Fast and Furious: Off To The Races - Investigating Force and Motion

Relationship between ‘force’ and ‘motion’ was studied and findings are interpreted with reference to Newton’s Three Laws of Motion. Experimental data and results support the hypothesis that: The stopping distance of an automobile in its ‘natural motion’ varies when it travels on different surfaces and incline plane.

When the string was attached to the can of coke car traveled in a circle on each of the five surfaces. The string’s tension generated centripetal force causing the car to move in a constant circular path (Abbott 1981, NASA, 1999). When not constrained by the string, the car resumed its "natural motion" and traveled in a straight line for each of the surfaces.
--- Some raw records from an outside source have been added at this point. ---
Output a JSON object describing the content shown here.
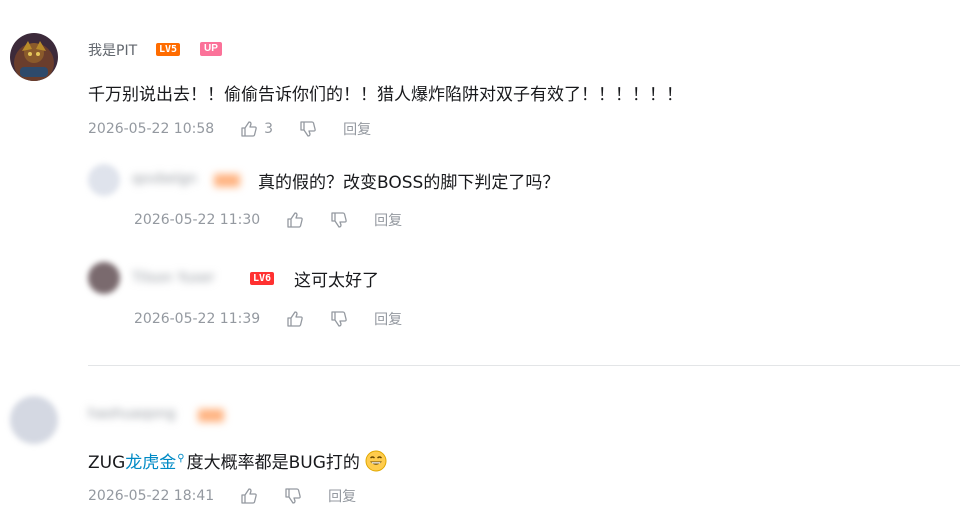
{
  "comments": [
    {
      "username": "我是PIT",
      "level": "LV5",
      "up_badge": "UP",
      "text": "千万别说出去！！偷偷告诉你们的！！猎人爆炸陷阱对双子有效了！！！！！！",
      "time": "2026-05-22 10:58",
      "likes": "3",
      "reply_label": "回复",
      "replies": [
        {
          "username": "qovbelgn",
          "text": "真的假的？改变BOSS的脚下判定了吗？",
          "time": "2026-05-22 11:30",
          "reply_label": "回复"
        },
        {
          "username": "Tilson Yuser",
          "level": "LV6",
          "text": "这可太好了",
          "time": "2026-05-22 11:39",
          "reply_label": "回复"
        }
      ]
    },
    {
      "username": "haohuaqong",
      "text_before": "ZUG",
      "link_text": "龙虎金",
      "text_after": "度大概率都是BUG打的",
      "emoji": "grinning-face",
      "time": "2026-05-22 18:41",
      "reply_label": "回复"
    }
  ],
  "colors": {
    "accent_link": "#008ac5",
    "up_badge": "#fb7299",
    "lv5": "#ff6c00",
    "lv6": "#ff3131",
    "meta_text": "#9499a0"
  }
}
Source: http://www.physicsclassroom.com

We experience these phenomena in our life as our parents’ car travels around a curve it experiences frictional force towards the center. If there is no friction (i.e., ice covered road) the car travels in a straight line or “skids off the road”. Findings are explained by Newton’s First law of Motion an object in motion stays in motion unless acted upon by a net force.

Higher values of Coefficient of Static Friction versus Coefficient of Kinetic Friction indicate that it is indeed interaction between these frictional forces keeps the cars from toppling on an incline plane. This is (Newton and Abbott, 1999) why drivers are cautioned to drive slowly when going down hill, and why a slippery slope is a ‘slippery slope’!

On the other hand, when the car was set to run on surfaces that provided fairly high resistance, the static friction, counteracted the kinetic friction of the car. The stopping distance was very short.

This explains “stuck in the mud” phenomena or why cars, trucks and even human beings find it very difficult to move on slush, and surfaces having large sized grit. Findings are supported by Newton’s Second Law of Motion.

This experiment was extended then to study the nature of force – Action Force (AF) and the Reaction Force (RF).

Source: http://www.physicsclassroom.com

A balloon-propelled car was raced. As the air escaped backwards from the balloon (Action Force) and the car ran forwards as a result of Reaction Force of the escaping air.

The stopping distance of the car varied with the type of surface and angle of incline. On smooth surfaces the car’s wheels skidded a few inches before coming to a complete stop - when Coefficient of Static Friction became greater than Coefficient of Kinetic Friction.

As all air from the balloon escaped, the car stopped moving on all five surfaces - demonstrating that a force being exerted by escaping air. The findings are consistent with Newton’s Third Law of Motion: for every force there is an equal and opposite force.

Source: http://www.physicsclassroom.com

Results of this experiment successfully demonstrate that: The toy cars, though having non-complicated design, move according to Newton’s Laws of Motion. The Laws of Motion, discovered by Sir Issac Newton more than two hundred years ago, are applicable universally to all objects in motion

Experimental data and findings support the hypothesis that the stopping distance of an automobile in its ‘natural motion’ does vary when it travels on different surfaces and incline plane. Findings are interpreted and explained with reference to Newton’s Three Laws of Motion.